The same should happen as we look at Jesus. He should never bore us. Rather, the more we look at Him, the more we should appreciate Him and the Gospel.
For the month of June, I want to do a short series I am calling The Same. Hebrews 13:8 tells us “Jesus Christ is the same yesterday, today, and forever.” So I thought it would be good for us to take a few weeks to look at the consistency of Christ throughout time, in hopes that it might help us as a church family to appreciate the “sameness” of Jesus all the more.
But in order for us to truly appreciate Christ’s consistency, we need to look first at who Jesus is.

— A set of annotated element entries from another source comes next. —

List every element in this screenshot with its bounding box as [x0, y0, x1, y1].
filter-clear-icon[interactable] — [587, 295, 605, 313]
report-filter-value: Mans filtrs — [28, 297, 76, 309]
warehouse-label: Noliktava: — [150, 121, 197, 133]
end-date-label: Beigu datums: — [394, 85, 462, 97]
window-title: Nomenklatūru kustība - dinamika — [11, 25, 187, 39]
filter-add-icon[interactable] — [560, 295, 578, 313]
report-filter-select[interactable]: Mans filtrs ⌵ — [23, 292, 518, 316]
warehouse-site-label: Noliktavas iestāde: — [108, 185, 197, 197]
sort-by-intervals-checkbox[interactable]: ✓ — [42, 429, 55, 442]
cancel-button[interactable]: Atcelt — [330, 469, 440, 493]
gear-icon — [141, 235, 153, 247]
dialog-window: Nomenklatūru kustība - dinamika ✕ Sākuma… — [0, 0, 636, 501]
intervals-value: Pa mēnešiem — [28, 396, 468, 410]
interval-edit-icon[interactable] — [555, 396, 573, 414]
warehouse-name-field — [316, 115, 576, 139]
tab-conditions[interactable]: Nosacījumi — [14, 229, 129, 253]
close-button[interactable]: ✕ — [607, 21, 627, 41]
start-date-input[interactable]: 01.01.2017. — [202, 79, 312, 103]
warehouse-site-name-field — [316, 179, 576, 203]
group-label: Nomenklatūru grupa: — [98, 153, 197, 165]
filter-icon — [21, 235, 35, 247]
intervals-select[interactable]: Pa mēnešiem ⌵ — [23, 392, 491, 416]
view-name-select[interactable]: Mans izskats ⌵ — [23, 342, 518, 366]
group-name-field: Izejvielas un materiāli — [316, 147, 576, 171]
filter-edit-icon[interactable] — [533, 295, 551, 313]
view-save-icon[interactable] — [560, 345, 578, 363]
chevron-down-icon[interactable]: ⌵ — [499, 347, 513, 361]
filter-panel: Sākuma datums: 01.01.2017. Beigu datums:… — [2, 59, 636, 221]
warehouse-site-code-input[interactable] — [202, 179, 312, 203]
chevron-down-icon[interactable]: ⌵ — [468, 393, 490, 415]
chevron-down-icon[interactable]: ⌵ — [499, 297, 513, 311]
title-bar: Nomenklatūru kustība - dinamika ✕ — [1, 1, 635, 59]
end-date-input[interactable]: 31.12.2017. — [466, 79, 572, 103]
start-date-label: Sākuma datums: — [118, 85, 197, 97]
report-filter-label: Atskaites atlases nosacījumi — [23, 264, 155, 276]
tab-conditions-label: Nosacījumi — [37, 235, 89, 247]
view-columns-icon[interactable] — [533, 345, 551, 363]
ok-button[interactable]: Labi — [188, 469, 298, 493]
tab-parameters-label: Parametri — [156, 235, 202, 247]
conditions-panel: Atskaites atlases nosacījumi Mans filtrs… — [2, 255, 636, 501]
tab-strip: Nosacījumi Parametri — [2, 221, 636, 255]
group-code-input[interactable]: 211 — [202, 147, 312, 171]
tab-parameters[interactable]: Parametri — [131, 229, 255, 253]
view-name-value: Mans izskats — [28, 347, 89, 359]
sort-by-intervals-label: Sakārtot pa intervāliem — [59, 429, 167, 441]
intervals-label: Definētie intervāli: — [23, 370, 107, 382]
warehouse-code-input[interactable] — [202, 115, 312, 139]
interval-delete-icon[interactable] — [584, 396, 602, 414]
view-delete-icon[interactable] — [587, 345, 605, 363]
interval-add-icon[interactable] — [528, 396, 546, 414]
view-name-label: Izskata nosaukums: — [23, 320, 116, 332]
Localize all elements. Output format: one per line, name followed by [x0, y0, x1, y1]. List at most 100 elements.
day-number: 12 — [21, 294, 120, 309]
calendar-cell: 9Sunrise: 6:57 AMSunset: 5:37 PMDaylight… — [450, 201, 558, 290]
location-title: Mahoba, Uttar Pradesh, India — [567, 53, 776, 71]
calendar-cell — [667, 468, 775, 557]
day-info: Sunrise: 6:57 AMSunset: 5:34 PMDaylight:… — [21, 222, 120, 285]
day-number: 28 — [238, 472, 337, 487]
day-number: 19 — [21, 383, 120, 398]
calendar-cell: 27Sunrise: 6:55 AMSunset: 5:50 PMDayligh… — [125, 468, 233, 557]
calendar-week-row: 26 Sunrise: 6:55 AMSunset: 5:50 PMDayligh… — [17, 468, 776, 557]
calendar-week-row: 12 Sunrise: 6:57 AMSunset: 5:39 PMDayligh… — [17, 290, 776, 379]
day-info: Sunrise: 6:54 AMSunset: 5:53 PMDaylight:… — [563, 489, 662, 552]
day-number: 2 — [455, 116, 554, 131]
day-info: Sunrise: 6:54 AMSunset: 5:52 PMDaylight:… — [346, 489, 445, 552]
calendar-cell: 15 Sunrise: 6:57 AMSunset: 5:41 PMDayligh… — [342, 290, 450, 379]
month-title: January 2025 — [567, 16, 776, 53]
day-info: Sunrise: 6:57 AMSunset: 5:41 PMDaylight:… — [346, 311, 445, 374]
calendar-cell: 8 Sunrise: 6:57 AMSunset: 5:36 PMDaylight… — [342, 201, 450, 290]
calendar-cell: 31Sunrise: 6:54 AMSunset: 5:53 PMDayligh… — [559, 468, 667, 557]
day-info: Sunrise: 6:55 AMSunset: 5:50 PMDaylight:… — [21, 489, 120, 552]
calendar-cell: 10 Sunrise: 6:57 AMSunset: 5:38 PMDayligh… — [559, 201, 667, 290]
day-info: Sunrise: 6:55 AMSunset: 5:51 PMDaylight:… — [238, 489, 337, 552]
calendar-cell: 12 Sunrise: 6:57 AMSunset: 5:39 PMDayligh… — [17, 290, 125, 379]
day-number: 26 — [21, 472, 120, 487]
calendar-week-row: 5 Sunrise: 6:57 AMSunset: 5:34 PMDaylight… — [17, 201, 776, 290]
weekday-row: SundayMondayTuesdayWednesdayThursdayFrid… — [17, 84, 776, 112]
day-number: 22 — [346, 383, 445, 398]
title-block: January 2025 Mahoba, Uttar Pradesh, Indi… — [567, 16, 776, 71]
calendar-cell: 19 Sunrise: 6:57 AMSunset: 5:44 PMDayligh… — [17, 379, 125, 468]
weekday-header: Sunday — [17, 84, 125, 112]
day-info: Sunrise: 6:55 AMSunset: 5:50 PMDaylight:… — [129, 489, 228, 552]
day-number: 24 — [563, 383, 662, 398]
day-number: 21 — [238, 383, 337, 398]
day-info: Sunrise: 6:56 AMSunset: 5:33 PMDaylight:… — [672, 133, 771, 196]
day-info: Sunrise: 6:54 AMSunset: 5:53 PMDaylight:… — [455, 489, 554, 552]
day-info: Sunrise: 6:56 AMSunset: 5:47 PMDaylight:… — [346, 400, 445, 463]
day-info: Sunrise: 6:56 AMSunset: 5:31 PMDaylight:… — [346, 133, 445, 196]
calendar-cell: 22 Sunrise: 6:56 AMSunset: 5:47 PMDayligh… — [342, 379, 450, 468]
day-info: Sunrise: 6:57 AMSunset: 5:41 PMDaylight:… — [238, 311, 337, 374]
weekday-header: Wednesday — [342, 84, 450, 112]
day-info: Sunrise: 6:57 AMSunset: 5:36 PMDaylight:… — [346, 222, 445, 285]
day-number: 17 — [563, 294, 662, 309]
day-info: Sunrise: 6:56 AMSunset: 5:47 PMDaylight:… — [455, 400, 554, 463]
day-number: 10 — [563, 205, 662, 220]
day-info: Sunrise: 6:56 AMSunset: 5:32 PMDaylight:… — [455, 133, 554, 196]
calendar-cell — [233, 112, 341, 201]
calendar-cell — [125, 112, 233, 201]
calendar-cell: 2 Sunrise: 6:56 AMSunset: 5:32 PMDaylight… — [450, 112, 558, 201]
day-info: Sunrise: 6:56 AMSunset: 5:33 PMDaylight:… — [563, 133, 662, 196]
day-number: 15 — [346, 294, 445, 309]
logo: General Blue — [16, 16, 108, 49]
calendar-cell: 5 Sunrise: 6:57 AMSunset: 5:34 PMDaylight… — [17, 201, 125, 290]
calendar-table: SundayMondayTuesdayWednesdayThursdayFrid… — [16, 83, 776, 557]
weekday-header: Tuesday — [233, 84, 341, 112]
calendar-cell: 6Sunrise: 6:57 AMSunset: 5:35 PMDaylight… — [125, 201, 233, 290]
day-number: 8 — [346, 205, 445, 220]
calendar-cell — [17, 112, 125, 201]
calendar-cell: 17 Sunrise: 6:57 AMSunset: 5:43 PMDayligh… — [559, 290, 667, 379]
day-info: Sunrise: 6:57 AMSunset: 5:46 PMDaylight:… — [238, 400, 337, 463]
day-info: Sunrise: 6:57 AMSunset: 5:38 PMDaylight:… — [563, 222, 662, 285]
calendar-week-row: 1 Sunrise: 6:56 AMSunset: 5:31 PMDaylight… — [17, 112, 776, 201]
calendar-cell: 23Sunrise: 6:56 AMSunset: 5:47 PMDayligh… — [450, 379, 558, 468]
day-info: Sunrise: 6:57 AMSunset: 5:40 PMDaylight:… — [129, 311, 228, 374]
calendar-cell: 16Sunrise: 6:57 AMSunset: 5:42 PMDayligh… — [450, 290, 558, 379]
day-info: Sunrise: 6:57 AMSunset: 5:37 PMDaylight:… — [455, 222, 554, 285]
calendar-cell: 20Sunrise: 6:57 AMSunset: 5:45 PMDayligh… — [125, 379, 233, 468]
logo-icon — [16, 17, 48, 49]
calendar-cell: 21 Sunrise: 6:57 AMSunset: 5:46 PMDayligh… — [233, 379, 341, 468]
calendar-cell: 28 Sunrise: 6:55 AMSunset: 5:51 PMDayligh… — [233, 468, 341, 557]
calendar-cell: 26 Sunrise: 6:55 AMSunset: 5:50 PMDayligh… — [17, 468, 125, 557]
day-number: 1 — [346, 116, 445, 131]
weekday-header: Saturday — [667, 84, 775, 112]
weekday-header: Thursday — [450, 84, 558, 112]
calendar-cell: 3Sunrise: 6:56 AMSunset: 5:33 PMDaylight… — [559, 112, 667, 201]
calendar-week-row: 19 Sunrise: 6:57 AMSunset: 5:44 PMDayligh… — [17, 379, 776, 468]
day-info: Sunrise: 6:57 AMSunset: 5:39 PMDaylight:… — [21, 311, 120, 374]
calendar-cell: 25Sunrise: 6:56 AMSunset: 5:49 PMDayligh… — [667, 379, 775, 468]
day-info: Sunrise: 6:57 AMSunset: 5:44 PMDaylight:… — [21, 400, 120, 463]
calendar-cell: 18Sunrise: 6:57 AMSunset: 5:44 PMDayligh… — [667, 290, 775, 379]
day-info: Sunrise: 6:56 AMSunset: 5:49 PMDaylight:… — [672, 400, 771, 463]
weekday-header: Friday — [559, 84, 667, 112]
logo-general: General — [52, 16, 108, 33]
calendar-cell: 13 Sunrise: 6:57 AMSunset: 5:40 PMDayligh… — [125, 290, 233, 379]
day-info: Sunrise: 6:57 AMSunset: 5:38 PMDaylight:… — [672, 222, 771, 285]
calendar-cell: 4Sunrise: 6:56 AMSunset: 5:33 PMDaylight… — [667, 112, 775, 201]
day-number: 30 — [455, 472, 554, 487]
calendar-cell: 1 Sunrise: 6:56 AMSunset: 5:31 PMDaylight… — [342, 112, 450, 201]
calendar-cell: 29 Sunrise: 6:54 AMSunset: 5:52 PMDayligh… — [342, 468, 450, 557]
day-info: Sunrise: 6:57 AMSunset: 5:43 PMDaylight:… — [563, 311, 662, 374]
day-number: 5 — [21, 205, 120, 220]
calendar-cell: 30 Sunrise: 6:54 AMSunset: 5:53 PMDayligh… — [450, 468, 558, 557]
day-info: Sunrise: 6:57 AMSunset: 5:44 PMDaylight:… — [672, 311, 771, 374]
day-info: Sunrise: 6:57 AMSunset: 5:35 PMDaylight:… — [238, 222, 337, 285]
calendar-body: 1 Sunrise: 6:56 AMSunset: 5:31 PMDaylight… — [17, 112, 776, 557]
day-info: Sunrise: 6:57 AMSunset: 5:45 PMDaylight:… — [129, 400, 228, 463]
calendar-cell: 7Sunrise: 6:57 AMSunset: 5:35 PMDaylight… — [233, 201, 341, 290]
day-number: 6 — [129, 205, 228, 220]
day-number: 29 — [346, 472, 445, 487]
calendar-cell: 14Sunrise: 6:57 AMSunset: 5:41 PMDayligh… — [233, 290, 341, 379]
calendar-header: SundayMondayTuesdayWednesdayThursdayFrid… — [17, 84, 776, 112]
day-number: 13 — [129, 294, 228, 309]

When Peter and James were arrested by temple guards in Acts 3 for healing a man, they had to stand before the Sanhedrin (the Jewish high court – like our Supreme Court). As they were being questioned about the miracle, Peter said this:
“If we are being examined today concerning a good deed done to a crippled man, by what means this man has been healed, let it be known to all of you and to all the people of Israel that by the name of Jesus Christ of Nazareth, whom you crucified, whom God raised from the dead—by him this man is standing before you well. This Jesus is the stone that was rejected by you, the builders, which has become the cornerstone. And there is salvation in no one else, for there is no other name under heaven given among men by which we must be saved.” (Acts 4:9-12)
I love how Peter went about his defense. He first pointed to Jesus (“…by the name of Jesus Christ of Nazareth…”), clarified which Jesus he was talking about (“…whom you crucified, whom God raised…”), then to bring the emphasis home said, “This Jesus…” And with those words, Peter indicated just how unique and powerful Christ was and is.
Now, Peter was aware the priests on the Sanhedrin bench knew about Jesus. But they didn’t truly KNOW Jesus. So Peter made it clear who “This Jesus” was. He wanted them to realize just how special and divine Jesus was, so that they might do as Peter and the other disciples had chosen to do – be disciples of Jesus Christ of Nazareth, the one who was crucified, yet raised back to life.
Uniquely the Same
The uniqueness of Jesus is a crucial part of the Gospel. This is why the Apostle Paul gave this description of Jesus in his letter to the Colossians.
He is the image of the invisible God, the firstborn of all creation. For by him all things were created, in heaven and on earth, visible and invisible, whether thrones or dominions or rulers or authorities—all things were created through him and for him. And he is before all things, and in him all things hold together. And he is the head of the body, the church. He is the beginning, the firstborn from the dead, that in everything he might be preeminent. For in him all the fullness of God was pleased to dwell, and through him to reconcile to himself all things, whether on earth or in heaven, making peace by the blood of his cross. (Colossians 1:15-20)
The church in Colossae was the only church to whom Paul wrote a letter that he did not plant himself. It’s clear when you read verses 3 – 14 of chapter 1, he’s superexcited this church exists. However, because he didn’t plan this church himself, he wants to make sure they understand the gospel. And the central character in the gospel is Christ. He didn’t want them to fall for the human idea that Jesus was some grand teacher, or “elevated” human, or even just a god among many gods. That’s why he makes it ultra clear that Jesus is the one and only God. He is God the Son, second member of the Trinity, Creator of all things who has authority over all things (that is what is meant by “firstborn of all creation”) and is the reconciler of all things.
In other words – there is no one like Jesus! He is the only being in the entire universe who is fully God and fully human. He is the only human to have ever lived a sinless life. He is the first and last, the beginning and end, the Risen One. He isn’t some fickle God. He isn’t inconsistent or unreliable. He doesn’t act based upon His current mood. He is the same Jesus yesterday, today, and forever.
And so because of the unique awesomeness of this Jesus, over the next three weeks we will look at the consistent sameness of Jesus, which I hope will be incredibly comforting and encouraging in an ever-changing world.